Thursday, February 2, 2012
LAD #29: Keating-Owen Child Labor Act
A 1900 census revealed that approximately 2 million American children worked in menial and monotonous labor. The census report - which from a subliminal sense also reveals that these children are poverty stricken as they need work - opened America's eyes as the people pushed for labor reforms (which was deemed as a detriment to the future welfare of society). The first child labor bill, the Keating-Owen bill of 1916, claimed that the government's should impliment the income from interstate commerce to regulate child labor. The act also went to the extent of banning the sale of products from any storefront that employed underage children. The Act was passed by Congress and ratified, but the Supreme Court deemed it unconstitutional 1918 as it disparagingly went beyond government's powers to regulate interstate commerce.

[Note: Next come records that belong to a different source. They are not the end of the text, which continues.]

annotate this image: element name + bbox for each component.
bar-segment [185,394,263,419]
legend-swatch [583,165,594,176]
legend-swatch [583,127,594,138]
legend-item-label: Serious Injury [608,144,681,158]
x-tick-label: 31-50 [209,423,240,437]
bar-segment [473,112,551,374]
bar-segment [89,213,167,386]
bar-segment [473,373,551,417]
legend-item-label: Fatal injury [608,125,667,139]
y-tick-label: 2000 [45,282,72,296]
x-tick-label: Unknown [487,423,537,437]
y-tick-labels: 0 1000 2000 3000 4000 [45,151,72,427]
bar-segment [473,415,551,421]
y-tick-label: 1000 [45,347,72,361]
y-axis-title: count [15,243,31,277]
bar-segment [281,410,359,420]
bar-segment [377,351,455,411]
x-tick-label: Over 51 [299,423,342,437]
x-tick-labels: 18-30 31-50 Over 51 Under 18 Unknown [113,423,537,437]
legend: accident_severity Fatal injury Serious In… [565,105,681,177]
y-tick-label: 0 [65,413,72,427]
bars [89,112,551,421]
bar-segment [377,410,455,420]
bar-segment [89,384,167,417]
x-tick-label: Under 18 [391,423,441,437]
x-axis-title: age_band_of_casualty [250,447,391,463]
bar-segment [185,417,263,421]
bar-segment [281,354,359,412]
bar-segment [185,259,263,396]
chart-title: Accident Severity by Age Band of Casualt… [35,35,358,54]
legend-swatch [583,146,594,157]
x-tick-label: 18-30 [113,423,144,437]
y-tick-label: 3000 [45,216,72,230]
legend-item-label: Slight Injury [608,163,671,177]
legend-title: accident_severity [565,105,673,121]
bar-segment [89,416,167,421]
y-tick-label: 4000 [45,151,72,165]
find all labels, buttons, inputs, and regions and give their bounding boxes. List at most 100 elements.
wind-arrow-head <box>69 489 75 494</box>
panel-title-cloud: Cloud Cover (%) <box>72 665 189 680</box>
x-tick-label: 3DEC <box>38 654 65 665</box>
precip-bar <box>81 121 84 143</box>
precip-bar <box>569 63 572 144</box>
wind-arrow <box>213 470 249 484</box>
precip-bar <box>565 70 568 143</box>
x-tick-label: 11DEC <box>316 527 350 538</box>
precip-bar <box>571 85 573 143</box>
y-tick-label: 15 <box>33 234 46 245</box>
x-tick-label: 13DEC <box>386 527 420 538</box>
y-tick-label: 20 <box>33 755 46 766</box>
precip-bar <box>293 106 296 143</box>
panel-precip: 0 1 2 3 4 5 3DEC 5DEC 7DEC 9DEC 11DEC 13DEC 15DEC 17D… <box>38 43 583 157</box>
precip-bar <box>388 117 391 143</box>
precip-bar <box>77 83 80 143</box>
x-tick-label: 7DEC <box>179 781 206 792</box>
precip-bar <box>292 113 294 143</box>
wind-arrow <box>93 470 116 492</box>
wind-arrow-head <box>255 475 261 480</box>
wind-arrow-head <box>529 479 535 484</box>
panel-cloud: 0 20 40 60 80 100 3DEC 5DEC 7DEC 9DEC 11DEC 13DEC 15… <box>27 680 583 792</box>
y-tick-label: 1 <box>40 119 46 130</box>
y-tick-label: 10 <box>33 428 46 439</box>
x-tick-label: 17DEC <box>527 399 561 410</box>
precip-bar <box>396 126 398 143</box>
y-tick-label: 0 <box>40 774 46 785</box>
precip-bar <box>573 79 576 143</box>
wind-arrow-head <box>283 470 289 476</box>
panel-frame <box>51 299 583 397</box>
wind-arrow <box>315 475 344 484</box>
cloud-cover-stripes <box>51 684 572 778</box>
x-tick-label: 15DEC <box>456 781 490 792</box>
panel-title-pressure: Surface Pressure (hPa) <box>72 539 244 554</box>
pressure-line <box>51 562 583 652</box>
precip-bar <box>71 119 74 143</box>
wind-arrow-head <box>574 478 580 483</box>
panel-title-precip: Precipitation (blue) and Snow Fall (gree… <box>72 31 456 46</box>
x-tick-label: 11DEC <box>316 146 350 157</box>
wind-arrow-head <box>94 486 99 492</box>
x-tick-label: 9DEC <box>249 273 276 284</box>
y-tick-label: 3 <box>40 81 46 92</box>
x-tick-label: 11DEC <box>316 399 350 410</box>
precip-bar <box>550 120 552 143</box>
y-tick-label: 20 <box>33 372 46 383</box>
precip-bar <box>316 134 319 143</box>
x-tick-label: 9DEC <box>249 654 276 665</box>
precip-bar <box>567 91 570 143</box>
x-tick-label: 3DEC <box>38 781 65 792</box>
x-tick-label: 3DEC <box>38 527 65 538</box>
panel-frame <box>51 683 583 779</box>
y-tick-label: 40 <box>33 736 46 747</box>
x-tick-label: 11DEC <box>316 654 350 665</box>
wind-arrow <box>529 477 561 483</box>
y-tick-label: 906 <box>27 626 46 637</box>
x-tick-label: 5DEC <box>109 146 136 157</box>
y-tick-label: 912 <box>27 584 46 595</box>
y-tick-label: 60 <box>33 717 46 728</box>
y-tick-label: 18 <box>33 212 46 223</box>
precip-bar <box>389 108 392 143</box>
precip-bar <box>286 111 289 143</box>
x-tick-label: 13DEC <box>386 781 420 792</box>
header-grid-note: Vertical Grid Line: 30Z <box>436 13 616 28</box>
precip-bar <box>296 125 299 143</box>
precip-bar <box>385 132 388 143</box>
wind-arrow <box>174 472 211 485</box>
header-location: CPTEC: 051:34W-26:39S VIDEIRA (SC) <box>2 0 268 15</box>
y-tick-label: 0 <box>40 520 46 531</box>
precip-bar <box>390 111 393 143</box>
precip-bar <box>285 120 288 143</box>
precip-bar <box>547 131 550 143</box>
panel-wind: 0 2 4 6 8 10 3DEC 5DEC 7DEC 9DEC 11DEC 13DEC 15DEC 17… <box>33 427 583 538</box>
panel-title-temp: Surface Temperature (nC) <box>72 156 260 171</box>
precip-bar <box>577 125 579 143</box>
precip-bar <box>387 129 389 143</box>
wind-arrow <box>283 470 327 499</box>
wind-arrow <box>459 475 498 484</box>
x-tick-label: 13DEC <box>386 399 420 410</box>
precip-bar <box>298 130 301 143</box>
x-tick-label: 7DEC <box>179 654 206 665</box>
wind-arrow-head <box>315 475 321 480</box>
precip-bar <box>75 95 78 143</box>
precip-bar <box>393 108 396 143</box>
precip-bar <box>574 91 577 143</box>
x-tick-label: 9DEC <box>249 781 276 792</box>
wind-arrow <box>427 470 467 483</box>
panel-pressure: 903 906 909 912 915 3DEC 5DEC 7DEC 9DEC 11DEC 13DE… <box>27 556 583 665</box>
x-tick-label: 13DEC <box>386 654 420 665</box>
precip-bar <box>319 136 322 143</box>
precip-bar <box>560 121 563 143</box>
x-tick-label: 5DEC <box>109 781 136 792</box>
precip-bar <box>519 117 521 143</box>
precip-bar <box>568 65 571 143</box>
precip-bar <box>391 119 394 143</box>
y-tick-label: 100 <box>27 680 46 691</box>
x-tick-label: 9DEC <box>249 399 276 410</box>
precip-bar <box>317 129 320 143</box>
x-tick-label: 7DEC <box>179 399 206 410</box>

In response, a second child labor bill was passed in 1918, which also took advantage of government taxation to regulate child labor. Expectedly, this was soon found unconstitutional in 1922, as the Court reasoned that “The power of Congress to regulate interstate commerce does not extend to curbing the power of the states to regulate local trade.” The public was undeterred, and with time, an amendment was proposed that would justifiably give Congress the power to regulate child labor. Surpassing disputes and conspiratorial cabals, the actions for an amendment to protect child welfare culminated into the Fair Labor Standards Act in 1938. The Supreme Court would again call out the wrongs of the act, but with time (1941), the Court declared it would uphold the act, which is still in effect today.